There are numerous rivers and lakes with precarious bamboo bridges that must be passed. We travel through traditional, pristine villages with nursing mothers in saris and children playing around their cozy thatched-huts; the ubiquitous fields of rice and jute where the men, with knotted muscles and browned, sun-baked skin, toil night and day.

There is not the slightest taint of modernisation. It is an Eden of unalloyed simplicity and beauty. Here you do not encounter the crush of profound poverty and despair seen in the larger cities of Bangladesh. The people live simply but seem to have enough.

The road ends and we continue on foot for another two or three kilo-meters through brush and tall grass, past the final Bangladeshi check-post. After another kilometer we come to a river.

Beyond the river I can barely make out a small shack. I am told that this bamboo shanty is the Indian check-post and that the river marks the border. I look at the river, then at the walla. After a brief consultation and the promise of additional baksheesh, I arrange myself comfortably on the walla's sturdy shoulders. We wade together across the waist-deep water into India.

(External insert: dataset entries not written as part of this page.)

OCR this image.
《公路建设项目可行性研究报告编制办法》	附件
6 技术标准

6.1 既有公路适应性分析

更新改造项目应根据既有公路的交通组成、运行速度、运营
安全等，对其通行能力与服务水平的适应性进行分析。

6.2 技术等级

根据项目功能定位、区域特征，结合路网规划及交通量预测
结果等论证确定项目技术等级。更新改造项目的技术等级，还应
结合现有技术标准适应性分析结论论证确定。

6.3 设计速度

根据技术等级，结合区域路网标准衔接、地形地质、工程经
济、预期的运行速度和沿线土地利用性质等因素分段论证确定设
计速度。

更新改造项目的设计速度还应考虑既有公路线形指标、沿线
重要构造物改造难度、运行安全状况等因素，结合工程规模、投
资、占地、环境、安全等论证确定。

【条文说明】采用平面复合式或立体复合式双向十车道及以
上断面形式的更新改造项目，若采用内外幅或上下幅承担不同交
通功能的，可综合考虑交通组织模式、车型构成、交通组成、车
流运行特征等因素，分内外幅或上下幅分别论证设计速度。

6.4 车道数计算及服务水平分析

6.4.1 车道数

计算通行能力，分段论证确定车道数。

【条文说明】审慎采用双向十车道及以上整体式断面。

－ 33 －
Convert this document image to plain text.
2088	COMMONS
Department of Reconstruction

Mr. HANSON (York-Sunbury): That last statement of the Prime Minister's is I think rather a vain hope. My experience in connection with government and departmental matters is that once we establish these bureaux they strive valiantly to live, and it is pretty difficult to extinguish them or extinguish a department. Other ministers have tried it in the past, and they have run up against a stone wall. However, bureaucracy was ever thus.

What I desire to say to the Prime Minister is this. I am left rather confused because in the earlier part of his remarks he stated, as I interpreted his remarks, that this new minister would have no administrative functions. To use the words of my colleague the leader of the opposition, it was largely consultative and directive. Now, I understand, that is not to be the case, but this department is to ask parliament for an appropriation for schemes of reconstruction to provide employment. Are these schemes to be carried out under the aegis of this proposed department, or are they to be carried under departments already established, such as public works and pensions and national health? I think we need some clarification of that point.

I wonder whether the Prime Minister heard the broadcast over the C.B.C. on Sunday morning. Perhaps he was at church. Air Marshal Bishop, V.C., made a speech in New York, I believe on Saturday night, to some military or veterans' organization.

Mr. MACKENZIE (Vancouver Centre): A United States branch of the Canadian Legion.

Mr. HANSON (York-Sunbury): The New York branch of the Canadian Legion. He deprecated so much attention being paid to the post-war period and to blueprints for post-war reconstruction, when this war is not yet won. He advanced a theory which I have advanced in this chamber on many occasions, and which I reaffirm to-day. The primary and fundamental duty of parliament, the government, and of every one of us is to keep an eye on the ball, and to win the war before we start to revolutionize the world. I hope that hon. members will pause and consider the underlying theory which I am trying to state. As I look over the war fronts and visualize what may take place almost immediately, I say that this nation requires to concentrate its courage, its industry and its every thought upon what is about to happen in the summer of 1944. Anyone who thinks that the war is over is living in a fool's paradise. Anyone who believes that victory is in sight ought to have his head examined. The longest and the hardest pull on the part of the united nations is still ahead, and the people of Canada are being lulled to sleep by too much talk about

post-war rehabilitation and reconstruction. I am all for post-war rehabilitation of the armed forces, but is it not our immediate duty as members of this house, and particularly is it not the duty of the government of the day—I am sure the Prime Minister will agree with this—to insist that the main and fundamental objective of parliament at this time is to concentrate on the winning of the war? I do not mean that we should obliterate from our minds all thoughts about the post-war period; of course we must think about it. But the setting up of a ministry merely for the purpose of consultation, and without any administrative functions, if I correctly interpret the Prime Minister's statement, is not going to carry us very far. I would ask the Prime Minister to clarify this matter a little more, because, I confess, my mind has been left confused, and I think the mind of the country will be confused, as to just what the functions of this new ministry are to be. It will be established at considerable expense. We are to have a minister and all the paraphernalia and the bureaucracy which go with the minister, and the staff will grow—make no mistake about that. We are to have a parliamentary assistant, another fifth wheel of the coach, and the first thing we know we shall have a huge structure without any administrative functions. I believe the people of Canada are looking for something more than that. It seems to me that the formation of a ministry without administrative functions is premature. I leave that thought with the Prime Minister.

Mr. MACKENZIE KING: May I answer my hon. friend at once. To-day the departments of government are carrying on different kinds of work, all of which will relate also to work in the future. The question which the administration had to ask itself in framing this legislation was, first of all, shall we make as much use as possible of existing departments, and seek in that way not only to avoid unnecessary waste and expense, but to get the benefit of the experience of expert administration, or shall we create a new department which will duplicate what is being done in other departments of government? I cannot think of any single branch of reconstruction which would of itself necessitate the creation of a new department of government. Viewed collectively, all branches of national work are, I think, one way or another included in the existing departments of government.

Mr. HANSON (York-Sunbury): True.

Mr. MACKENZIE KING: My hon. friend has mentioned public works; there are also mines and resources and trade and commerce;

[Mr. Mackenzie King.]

The Indian soldiers on the other side greet me with yelps and laughter. I continue alone a few kilometers to the first Indian town, known as Haldibari. As soon as I arrive I order a meal.

Bangladesh, not a major tourist spot and perhaps for good reason, at least manages to preserve, in some places, its natural beauty and traditional rural life-style; if you can put up with it, it's worth seeing.... But not for too long.